The Food and Drug Administration has approved a new indication for upadacitinib (Rinvoq) for the treatment of moderately to severely active Crohn's disease in adults who have not had an adequate response or are intolerant to one or more tumor necrosis factor blockers. This is the first oral treatment for Crohn's disease.

 

Crohn's disease is a chronic inflammatory bowel disease producing inflammation in the gastrointestinal tract, most commonly in the small intestine and the beginning of the large intestine. According to the National Institutes of Health, more than half a million Americans have Crohn's disease.

 

Upadacitinib is a Janus kinase (JAK) inhibitor originally approved in 2019. It was previously approved for the treatment of moderate to severe rheumatoid arthritis, active psoriatic arthritis, ankylosing spondylitis, atopic dermatitis, and ulcerative colitis. Upadacitinib should not be used in combination with other JAK inhibitors, with biological therapies for Crohn's disease, or with potent immunosuppressants such as azathioprine and cyclosporine.

 

The efficacy and safety of upadacitinib was evaluated in two randomized, double-blind, placebo-controlled induction trials of 857 patients with moderately to severely active Crohn's disease. Patients were randomized 2:1 to receive upadacitinib 45 mg or placebo once a day for 12 weeks. A greater proportion of patients treated with upadacitinib than placebo achieved clinical remission at week 12, as determined by the Crohn's Disease Activity Index. Intestinal inflammation, as determined by colonoscopy, also improved in more patients treated with upadacitinib than placebo.

 

Another trial of 343 patients who had been responsive to 12 weeks of upadacitinib studied the effectiveness of the drug as a maintenance treatment. Patients were rerandomized to receive upadacitinib 15 or 30 mg or placebo for 52 weeks.
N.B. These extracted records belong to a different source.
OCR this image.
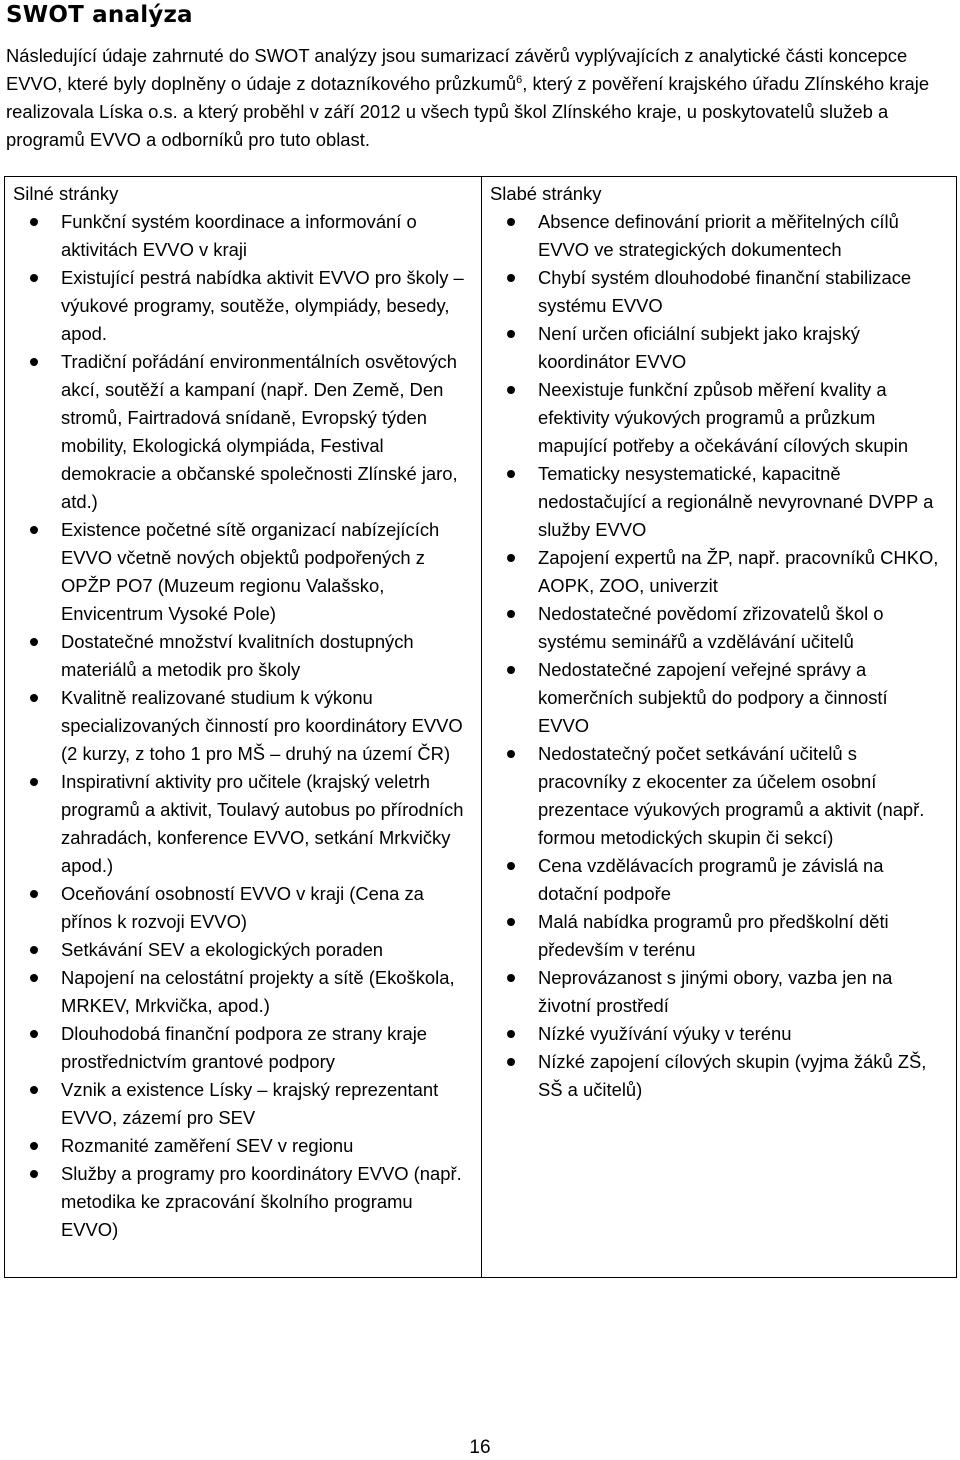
SWOT analýza

Následující údaje zahrnuté do SWOT analýzy jsou sumarizací závěrů vyplývajících z analytické části koncepce EVVO, které byly doplněny o údaje z dotazníkového průzkumů$^6$, který z pověření krajského úřadu Zlínského kraje realizovala Líska o.s. a který proběhl v září 2012 u všech typů škol Zlínského kraje, u poskytovatelů služeb a programů EVVO a odborníků pro tuto oblast.

Silné stránky
Funkční systém koordinace a informování o aktivitách EVVO v kraji
Existující pestrá nabídka aktivit EVVO pro školy – výukové programy, soutěže, olympiády, besedy, apod.
Tradiční pořádání environmentálních osvětových akcí, soutěží a kampaní (např. Den Země, Den stromů, Fairtradová snídaně, Evropský týden mobility, Ekologická olympiáda, Festival demokracie a občanské společnosti Zlínské jaro, atd.)
Existence početné sítě organizací nabízejících EVVO včetně nových objektů podpořených z OPŽP PO7 (Muzeum regionu Valašsko, Envicentrum Vysoké Pole)
Dostatečné množství kvalitních dostupných materiálů a metodik pro školy
Kvalitně realizované studium k výkonu specializovaných činností pro koordinátory EVVO (2 kurzy, z toho 1 pro MŠ – druhý na území ČR)
Inspirativní aktivity pro učitele (krajský veletrh programů a aktivit, Toulavý autobus po přírodních zahradách, konference EVVO, setkání Mrkvičky apod.)
Oceňování osobností EVVO v kraji (Cena za přínos k rozvoji EVVO)
Setkávání SEV a ekologických poraden
Napojení na celostátní projekty a sítě (Ekoškola, MRKEV, Mrkvička, apod.)
Dlouhodobá finanční podpora ze strany kraje prostřednictvím grantové podpory
Vznik a existence Lísky – krajský reprezentant EVVO, zázemí pro SEV
Rozmanité zaměření SEV v regionu
Služby a programy pro koordinátory EVVO (např. metodika ke zpracování školního programu EVVO)
Slabé stránky
Absence definování priorit a měřitelných cílů EVVO ve strategických dokumentech
Chybí systém dlouhodobé finanční stabilizace systému EVVO
Není určen oficiální subjekt jako krajský koordinátor EVVO
Neexistuje funkční způsob měření kvality a efektivity výukových programů a průzkum mapující potřeby a očekávání cílových skupin
Tematicky nesystematické, kapacitně nedostačující a regionálně nevyrovnané DVPP a služby EVVO
Zapojení expertů na ŽP, např. pracovníků CHKO, AOPK, ZOO, univerzit
Nedostatečné povědomí zřizovatelů škol o systému seminářů a vzdělávání učitelů
Nedostatečné zapojení veřejné správy a komerčních subjektů do podpory a činností EVVO
Nedostatečný počet setkávání učitelů s pracovníky z ekocenter za účelem osobní prezentace výukových programů a aktivit (např. formou metodických skupin či sekcí)
Cena vzdělávacích programů je závislá na dotační podpoře
Malá nabídka programů pro předškolní děti především v terénu
Neprovázanost s jinými obory, vazba jen na životní prostředí
Nízké využívání výuky v terénu
Nízké zapojení cílových skupin (vyjma žáků ZŠ, SŠ a učitelů)
16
A larger percentage of patients treated with upadacitinib achieved clinical remission and improved intestinal inflammation compared with placebo.

 

The most common adverse effects of upadacitinib when used for Crohn's disease were upper respiratory tract infections, anemia, fever, acne, herpes zoster, and headache. The boxed warnings for the product are the same whether it's used for Crohn's disease or for other indications and include serious infections, higher rate of all-cause mortality, malignancies, major adverse cardiovascular events (cardiovascular death, myocardial infarction, and stroke), and thrombosis.

 

Nurses and NPs should assess patients for hypersensitivity and laboratory changes (low absolute neutrophil count, low absolute lymphocyte count, low hemoglobin, or elevated hepatic transaminases), evidence of gastrointestinal perforation symptoms (severe abdominal pain or cramping, bloated or swollen abdomen, fever and chills, nausea and vomiting, tenderness to palpation), and new onset of serious infections. If serious infections occur or laboratory values are significantly altered, therapy should be discontinued until the adverse effect is controlled. Because the drug can cause embryo-fetal toxicity, patients of childbearing age should be advised to test for pregnancy prior to starting therapy and to use effective contraception.

 

Nurses should utilize a drug database to determine if the patient is also being prescribed strong cytochrome P-450 (CYP) isoenzyme 3A4 inhibitors , which can increase exposure to the drug, or strong CYP3A4 inducers, which can reduce its therapeutic levels. Both drug types should be avoided if possible. Patients should be told not to eat grapefruit or drink grapefruit juice, both CYP3A4 inhibitors, to prevent adverse drug reactions. Patients should not receive live vaccines while receiving upadacitinib.